第二部、南極大陸の昭和基地にいる山口直子さん(画面左)と、隊員の内田ヘルベルト陽仁さん(中央)、佐藤士朗さん(右)が質問に答えてくれるコーナー。子どもたちの代表者が順番にスクリーンの前に立ち、南極に関するさまざまな疑問を投げかけた。質問を終えた子どもたちからは、「緊張したけど、たくさん答えてもらえてうれしかった」という声が聞かれた。
南極からの生中継で、その素晴らしさを伝えたい
2018年2月10日、南極と衛星回線をつなぎ、「南極授業」が麻生区の百合丘小学校体育館で行われました。「南極講座!特別編」と題した麻生区PTA協議会・川崎市教育委員会主催、麻生区地域教育会議共催の同講座には、地域の子どもたちや南極に興味がある人など約1,000人が参加。会場は熱気に溢れていました。
中継授業の講師は、第59次南極地域観測隊に同行している川崎市立菅小学校教諭の山口直子さん。麻生区の金程小学校在勤時代、ゲストティーチャーとして迎えた南極越冬隊員の話に感動。国立極地研究所や文部科学省などが実施する「教員南極派遣プログラム」に応募すると見事選ばれ、昨年11月27日に日本を出発してオーストラリアから砕氷艦「しらせ」に乗船。12月20日に南極昭和基地に到り、「子どもたちに南極を知ってもらい、広い世界に興味を持ってほしい」という熱意を持って南極で活動を開始。3月下旬には帰国する予定となっています。
南極は昔の地球のタイムカプセル
前半は国立極地研究所広報室長で地質学教授の本吉洋一さんによる講座「南極は地球・宇宙ののぞき窓」。本吉さんは1981年から計9回南極観測隊に参加し、隊長を3度務めた大ベテラン。ペンギンの子育てや、砕氷艦の海上での揺れの様子、オーロラの映像などを披露した後、南極は昔の地球のタイムカプセルだと説明。地質学者の立場から、南極は隕石の宝庫であることや、昭和基地周辺で見つかったルビーなどの宝石が、約2億年前は南極が超ゴンドワナ大陸の一部で、南インドやスリランカが近くにあった可能性を示していることなどを語ってくれました。また、南極の氷・隕石・岩石を調べることで地球の未来を知ることができ、そのために隊員たちが力を合わせてさまざまな観測を行っていることを子どもたちに伝え、講座を締めくくりました。
衛星回線で現地の隊員と子どもたちが対話
「はい、こちら南極の昭和基地からお伝えします!」 第2部の南極授業「世界の極(きわ)で発見! こんなところに日本人」では、南極の山口さんと中継がつながった瞬間、会場から大きな歓声があがります。

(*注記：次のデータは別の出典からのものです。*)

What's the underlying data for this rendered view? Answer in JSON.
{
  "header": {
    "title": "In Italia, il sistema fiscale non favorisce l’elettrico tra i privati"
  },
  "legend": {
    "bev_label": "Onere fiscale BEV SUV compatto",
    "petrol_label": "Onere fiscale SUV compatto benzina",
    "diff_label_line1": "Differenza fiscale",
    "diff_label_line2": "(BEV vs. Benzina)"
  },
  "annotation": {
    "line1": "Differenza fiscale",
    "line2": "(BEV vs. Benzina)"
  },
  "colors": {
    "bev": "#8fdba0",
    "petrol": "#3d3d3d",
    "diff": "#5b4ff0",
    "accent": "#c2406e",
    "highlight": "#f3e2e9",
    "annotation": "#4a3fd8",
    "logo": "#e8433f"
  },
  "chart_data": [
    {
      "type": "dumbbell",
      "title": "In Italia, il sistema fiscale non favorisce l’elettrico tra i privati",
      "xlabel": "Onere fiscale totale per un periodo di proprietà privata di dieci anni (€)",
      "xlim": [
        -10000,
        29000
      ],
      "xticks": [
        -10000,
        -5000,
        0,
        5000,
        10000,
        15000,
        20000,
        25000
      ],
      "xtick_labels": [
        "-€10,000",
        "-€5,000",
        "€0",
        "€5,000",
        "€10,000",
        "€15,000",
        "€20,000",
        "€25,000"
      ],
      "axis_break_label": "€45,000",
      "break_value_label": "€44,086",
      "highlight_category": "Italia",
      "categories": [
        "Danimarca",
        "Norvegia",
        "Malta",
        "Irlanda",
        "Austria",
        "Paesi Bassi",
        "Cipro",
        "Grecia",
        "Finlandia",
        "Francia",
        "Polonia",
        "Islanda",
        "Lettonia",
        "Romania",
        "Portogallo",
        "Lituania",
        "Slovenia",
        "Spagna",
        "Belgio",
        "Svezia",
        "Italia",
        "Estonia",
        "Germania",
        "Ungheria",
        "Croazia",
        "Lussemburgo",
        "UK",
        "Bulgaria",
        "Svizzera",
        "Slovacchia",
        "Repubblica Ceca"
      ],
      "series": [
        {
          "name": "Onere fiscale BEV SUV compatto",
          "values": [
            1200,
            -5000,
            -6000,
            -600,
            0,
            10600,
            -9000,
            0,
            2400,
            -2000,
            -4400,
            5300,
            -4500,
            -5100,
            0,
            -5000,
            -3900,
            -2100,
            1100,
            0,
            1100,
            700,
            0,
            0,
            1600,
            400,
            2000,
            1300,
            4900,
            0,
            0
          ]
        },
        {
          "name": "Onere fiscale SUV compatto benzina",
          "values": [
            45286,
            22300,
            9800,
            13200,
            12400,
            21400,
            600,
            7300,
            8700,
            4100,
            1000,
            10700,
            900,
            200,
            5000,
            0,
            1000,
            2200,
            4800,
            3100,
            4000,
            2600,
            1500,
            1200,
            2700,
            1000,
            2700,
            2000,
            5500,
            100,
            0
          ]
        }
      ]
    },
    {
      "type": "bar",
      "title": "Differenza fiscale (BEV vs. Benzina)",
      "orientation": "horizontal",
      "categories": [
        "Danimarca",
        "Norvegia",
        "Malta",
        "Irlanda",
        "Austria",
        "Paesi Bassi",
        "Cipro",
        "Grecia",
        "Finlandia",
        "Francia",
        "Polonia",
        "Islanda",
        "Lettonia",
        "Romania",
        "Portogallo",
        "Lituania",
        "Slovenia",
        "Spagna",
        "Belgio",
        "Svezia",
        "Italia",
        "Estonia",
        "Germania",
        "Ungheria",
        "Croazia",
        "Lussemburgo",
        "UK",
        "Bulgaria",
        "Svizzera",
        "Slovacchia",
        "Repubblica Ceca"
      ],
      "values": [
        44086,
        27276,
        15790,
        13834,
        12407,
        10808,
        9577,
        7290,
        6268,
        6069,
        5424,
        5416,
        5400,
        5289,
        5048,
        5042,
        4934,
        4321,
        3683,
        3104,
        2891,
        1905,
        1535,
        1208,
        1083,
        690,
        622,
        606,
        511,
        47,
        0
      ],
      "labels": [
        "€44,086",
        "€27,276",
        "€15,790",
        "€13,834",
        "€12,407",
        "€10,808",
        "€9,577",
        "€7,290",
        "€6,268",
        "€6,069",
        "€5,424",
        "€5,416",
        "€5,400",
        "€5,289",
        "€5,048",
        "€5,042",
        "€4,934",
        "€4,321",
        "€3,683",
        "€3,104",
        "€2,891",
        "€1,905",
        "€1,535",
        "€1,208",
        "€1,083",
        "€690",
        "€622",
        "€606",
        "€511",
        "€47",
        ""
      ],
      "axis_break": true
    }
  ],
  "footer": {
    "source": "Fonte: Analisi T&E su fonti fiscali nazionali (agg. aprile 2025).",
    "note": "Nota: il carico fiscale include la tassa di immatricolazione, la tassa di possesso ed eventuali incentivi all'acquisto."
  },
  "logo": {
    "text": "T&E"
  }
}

現地の天気は曇り、夏ですが気温は−0.4度。画面には大気を観測するレーダー管理人や地震・重力の観測員など、隊員が次々と登場し、その仕事と南極に魅せられた話を紹介。その後、場面を屋外から基地内にあるスタジオに移して、会場の参加者たちにクイズ形式で南極の自然環境やそこに生きる動植物、隊員の活動などを紹介し、地球の未来や環境を考える授業を行いました。最後の質問コーナーでは、「温暖化すると南極の氷は無くなるの?」「衣類は何枚着ていますか?」「オーロラはどうやってできるの?」「南極に来て一番びっくりしたことは?」など、子どもたちの代表者から多くの質問が出されました。
講座終了後に感想を聞くと、「南極のことをたくさん知ることができてよかった」「オーロラがどうやってできるのか分かってよかった」「クイズが面白かった」「隕石に触ることができて楽しかった」と、子どもたちは目を輝かせながら満足した様子で答えてくれました。
第一部では、クイズを交えて楽しく南極について学ぶことができ、講師・本吉洋一さんのユーモアのある解説に時折会場から笑いが起こった。南極の氷が全て解けると海の水位が約60cmも上がるという話には、参加者たちは驚きの声を上げていた。
第一部で講師を務めた本吉洋一さん(国立極地研究所広報室長、地質学教授)(左)。第二部講師の山口直子さん(写真は昨年10月に弊社にて撮影)(右)。
開始時刻前、会場の体育館の前には長蛇の列が(左上)。会場にはペンギンの姿をしたスタッフも(左下)。南極の氷や南極で見つかった隕石に触れることができるコーナーは大人気(右上、右下)。